Before we turn into a campus of heavy-lidded, half-awake zombies, however, let’s stand up for ourselves (that is, if you’re not too tired to get up from your sprawl on that nice, comfy couch on the third floor of Perkins). Sure, some of us might have been beaten down by a malevolent conspiracy of taxing and unreasonable demands (otherwise known as the esteemed Pratt School of Engineering). If you’re one of the poor, lost souls I’ve seen in the Link poring over a heavily marked electrical engineering book in that delicate hour before dawn, I’m sorry—soldier on, brave warrior, soldier on.

As for the rest of us, I don’t buy the sob story. I’ve passed countless computer screens aglow with the familiar Facebook logos while on a last-minute run to von der Heyden Pavilion at 11:50 p.m. I’ve heard the rowdy conversations we all have in our so-called “study” rooms. I know all too well that glint of competition in the bloodshot eyes of someone out-not-sleeping someone else.

Trust me, no one is eager to get to bed.

The truth is, sleep isn’t all that great. As any night owl will attest, night is just better than day: cozier, more manageable, somehow more intimate than its sunny counterpart. For many a college undergrad, sleeplessness isn’t a sad reality—it’s a choice. We might complain about it all we want, but when it comes right down to it, we prefer to stay up late.

Ask anybody whose sleep schedule actually became more nocturnal during winter break (this includes me, as well as most of my friends)—even if we had the choice, we wouldn’t go to bed at a normal hour. As “This American Life” host Ira Glass recently intimated about a third-shift job he once held, there’s a certain je ne sais quoi about the nighttime, an endearing quality to “being up when the rest of the world [is] asleep.” It’s akin to being part of a secret society of sorts, an exclusive clan of dynamism while everyone else lies dormant.

Night is the time of mystery and excitement, a mixing of the mystic and the daring. It houses a jumble of traditions and images, from vampires to cow-tipping, from dazzling thunderstorms to tribal bonfire dances. It’s the period during which anything can happen, when the typical daily boundaries of reality and time twist and open to allow new possibilities, novel experiences. Whether it passes as a few hours nestled in a corner of the library or in a daze of inebriation, the night belongs to the young with whom it shares a spirit of adventure and vitality.

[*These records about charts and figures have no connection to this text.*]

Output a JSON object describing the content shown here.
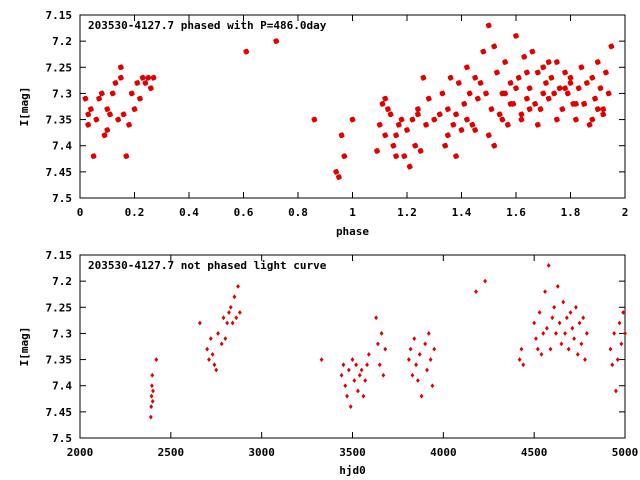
{
  "chart_data": [
    {
      "type": "scatter",
      "title": "203530-4127.7 phased with P=486.0day",
      "xlabel": "phase",
      "ylabel": "I[mag]",
      "xlim": [
        0,
        2
      ],
      "ylim": [
        7.15,
        7.5
      ],
      "y_inverted": true,
      "x_ticks": [
        "0",
        "0.2",
        "0.4",
        "0.6",
        "0.8",
        "1",
        "1.2",
        "1.4",
        "1.6",
        "1.8",
        "2"
      ],
      "y_ticks": [
        "7.15",
        "7.2",
        "7.25",
        "7.3",
        "7.35",
        "7.4",
        "7.45",
        "7.5"
      ],
      "marker": "star",
      "color": "#e00000",
      "x": [
        0.02,
        0.03,
        0.03,
        0.04,
        0.05,
        0.06,
        0.07,
        0.08,
        0.09,
        0.1,
        0.1,
        0.11,
        0.12,
        0.13,
        0.14,
        0.15,
        0.15,
        0.16,
        0.17,
        0.18,
        0.19,
        0.2,
        0.21,
        0.22,
        0.23,
        0.24,
        0.25,
        0.26,
        0.27,
        0.61,
        0.72,
        0.86,
        0.94,
        0.95,
        0.96,
        0.97,
        1.0,
        1.09,
        1.1,
        1.11,
        1.12,
        1.13,
        1.14,
        1.15,
        1.16,
        1.17,
        1.18,
        1.19,
        1.2,
        1.21,
        1.22,
        1.23,
        1.24,
        1.25,
        1.27,
        1.28,
        1.3,
        1.32,
        1.33,
        1.34,
        1.35,
        1.36,
        1.37,
        1.38,
        1.39,
        1.4,
        1.41,
        1.42,
        1.43,
        1.44,
        1.45,
        1.46,
        1.47,
        1.48,
        1.49,
        1.5,
        1.51,
        1.52,
        1.53,
        1.54,
        1.55,
        1.56,
        1.57,
        1.58,
        1.59,
        1.6,
        1.61,
        1.62,
        1.63,
        1.64,
        1.65,
        1.66,
        1.67,
        1.68,
        1.69,
        1.7,
        1.71,
        1.72,
        1.73,
        1.74,
        1.75,
        1.76,
        1.77,
        1.78,
        1.79,
        1.8,
        1.81,
        1.82,
        1.83,
        1.84,
        1.85,
        1.86,
        1.87,
        1.88,
        1.89,
        1.9,
        1.91,
        1.92,
        1.93,
        1.94,
        1.95,
        1.5,
        1.52,
        1.55,
        1.58,
        1.62,
        1.6,
        1.65,
        1.68,
        1.7,
        1.75,
        1.8,
        1.85,
        1.9,
        1.45,
        1.42,
        1.38,
        1.35,
        1.56,
        1.64,
        1.72,
        1.78,
        1.82,
        1.88,
        1.92,
        1.26,
        1.24,
        1.12,
        1.16
      ],
      "y": [
        7.31,
        7.34,
        7.36,
        7.33,
        7.42,
        7.35,
        7.31,
        7.3,
        7.38,
        7.33,
        7.37,
        7.34,
        7.3,
        7.28,
        7.35,
        7.25,
        7.27,
        7.34,
        7.42,
        7.36,
        7.3,
        7.33,
        7.28,
        7.31,
        7.27,
        7.28,
        7.27,
        7.29,
        7.27,
        7.22,
        7.2,
        7.35,
        7.45,
        7.46,
        7.38,
        7.42,
        7.35,
        7.41,
        7.36,
        7.32,
        7.38,
        7.33,
        7.34,
        7.4,
        7.42,
        7.36,
        7.35,
        7.42,
        7.37,
        7.44,
        7.35,
        7.4,
        7.33,
        7.41,
        7.36,
        7.31,
        7.35,
        7.34,
        7.3,
        7.4,
        7.33,
        7.27,
        7.36,
        7.42,
        7.28,
        7.37,
        7.32,
        7.25,
        7.3,
        7.36,
        7.27,
        7.31,
        7.28,
        7.22,
        7.3,
        7.17,
        7.33,
        7.21,
        7.26,
        7.34,
        7.3,
        7.24,
        7.36,
        7.28,
        7.32,
        7.19,
        7.27,
        7.35,
        7.23,
        7.31,
        7.29,
        7.22,
        7.32,
        7.26,
        7.33,
        7.25,
        7.28,
        7.31,
        7.27,
        7.3,
        7.24,
        7.29,
        7.33,
        7.26,
        7.3,
        7.27,
        7.32,
        7.35,
        7.29,
        7.25,
        7.32,
        7.28,
        7.36,
        7.27,
        7.31,
        7.24,
        7.29,
        7.34,
        7.26,
        7.3,
        7.21,
        7.38,
        7.4,
        7.35,
        7.32,
        7.34,
        7.29,
        7.33,
        7.36,
        7.3,
        7.35,
        7.28,
        7.32,
        7.33,
        7.37,
        7.35,
        7.34,
        7.38,
        7.3,
        7.26,
        7.24,
        7.29,
        7.32,
        7.35,
        7.33,
        7.27,
        7.34,
        7.31,
        7.38
      ]
    },
    {
      "type": "scatter",
      "title": "203530-4127.7 not phased light curve",
      "xlabel": "hjd0",
      "ylabel": "I[mag]",
      "xlim": [
        2000,
        5000
      ],
      "ylim": [
        7.15,
        7.5
      ],
      "y_inverted": true,
      "x_ticks": [
        "2000",
        "2500",
        "3000",
        "3500",
        "4000",
        "4500",
        "5000"
      ],
      "y_ticks": [
        "7.15",
        "7.2",
        "7.25",
        "7.3",
        "7.35",
        "7.4",
        "7.45",
        "7.5"
      ],
      "marker": "diamond",
      "color": "#e00000",
      "x": [
        2390,
        2392,
        2394,
        2396,
        2398,
        2400,
        2402,
        2420,
        2660,
        2700,
        2710,
        2720,
        2730,
        2740,
        2750,
        2760,
        2780,
        2790,
        2800,
        2810,
        2820,
        2830,
        2840,
        2850,
        2860,
        2870,
        2880,
        3330,
        3440,
        3450,
        3460,
        3470,
        3480,
        3490,
        3500,
        3510,
        3520,
        3530,
        3540,
        3550,
        3560,
        3570,
        3580,
        3590,
        3630,
        3640,
        3650,
        3660,
        3670,
        3680,
        3810,
        3820,
        3830,
        3840,
        3850,
        3860,
        3870,
        3880,
        3900,
        3910,
        3920,
        3930,
        3940,
        3950,
        4180,
        4230,
        4420,
        4430,
        4440,
        4500,
        4510,
        4520,
        4530,
        4540,
        4550,
        4560,
        4570,
        4580,
        4590,
        4600,
        4610,
        4620,
        4630,
        4640,
        4650,
        4660,
        4670,
        4680,
        4690,
        4700,
        4710,
        4720,
        4730,
        4740,
        4750,
        4760,
        4770,
        4780,
        4790,
        4920,
        4930,
        4940,
        4950,
        4960,
        4970,
        4980,
        4990,
        5000
      ],
      "y": [
        7.46,
        7.44,
        7.42,
        7.4,
        7.38,
        7.43,
        7.41,
        7.35,
        7.28,
        7.33,
        7.35,
        7.31,
        7.34,
        7.36,
        7.37,
        7.3,
        7.32,
        7.27,
        7.31,
        7.28,
        7.26,
        7.25,
        7.28,
        7.23,
        7.27,
        7.21,
        7.26,
        7.35,
        7.38,
        7.36,
        7.4,
        7.42,
        7.37,
        7.44,
        7.35,
        7.39,
        7.36,
        7.41,
        7.38,
        7.37,
        7.42,
        7.39,
        7.36,
        7.34,
        7.27,
        7.32,
        7.36,
        7.3,
        7.38,
        7.33,
        7.35,
        7.33,
        7.38,
        7.31,
        7.36,
        7.39,
        7.34,
        7.42,
        7.32,
        7.37,
        7.3,
        7.35,
        7.4,
        7.33,
        7.22,
        7.2,
        7.35,
        7.33,
        7.36,
        7.28,
        7.31,
        7.33,
        7.26,
        7.34,
        7.3,
        7.22,
        7.29,
        7.17,
        7.33,
        7.27,
        7.25,
        7.3,
        7.21,
        7.28,
        7.32,
        7.24,
        7.3,
        7.27,
        7.33,
        7.26,
        7.29,
        7.31,
        7.25,
        7.34,
        7.28,
        7.32,
        7.27,
        7.35,
        7.3,
        7.33,
        7.36,
        7.3,
        7.41,
        7.35,
        7.28,
        7.32,
        7.26,
        7.3
      ]
    }
  ]
}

I don’t mean to wax tiresomely poetic, and I’m not implying that we are in fact defying reality by shirking sleep. But to me, a reluctance for going to bed reveals an enthusiasm for life that I expect among college students. If we must forego some alertness during the day, then so be it. In the meantime, in between time, we are alive when it matters most.

So the next time it’s 3 a.m. and you find yourself with nothing else to do, grab an iced coffee from McDonald’s and come find me in the Link.

Shining Li is a Trinity sophomore. Her column runs every Tuesday.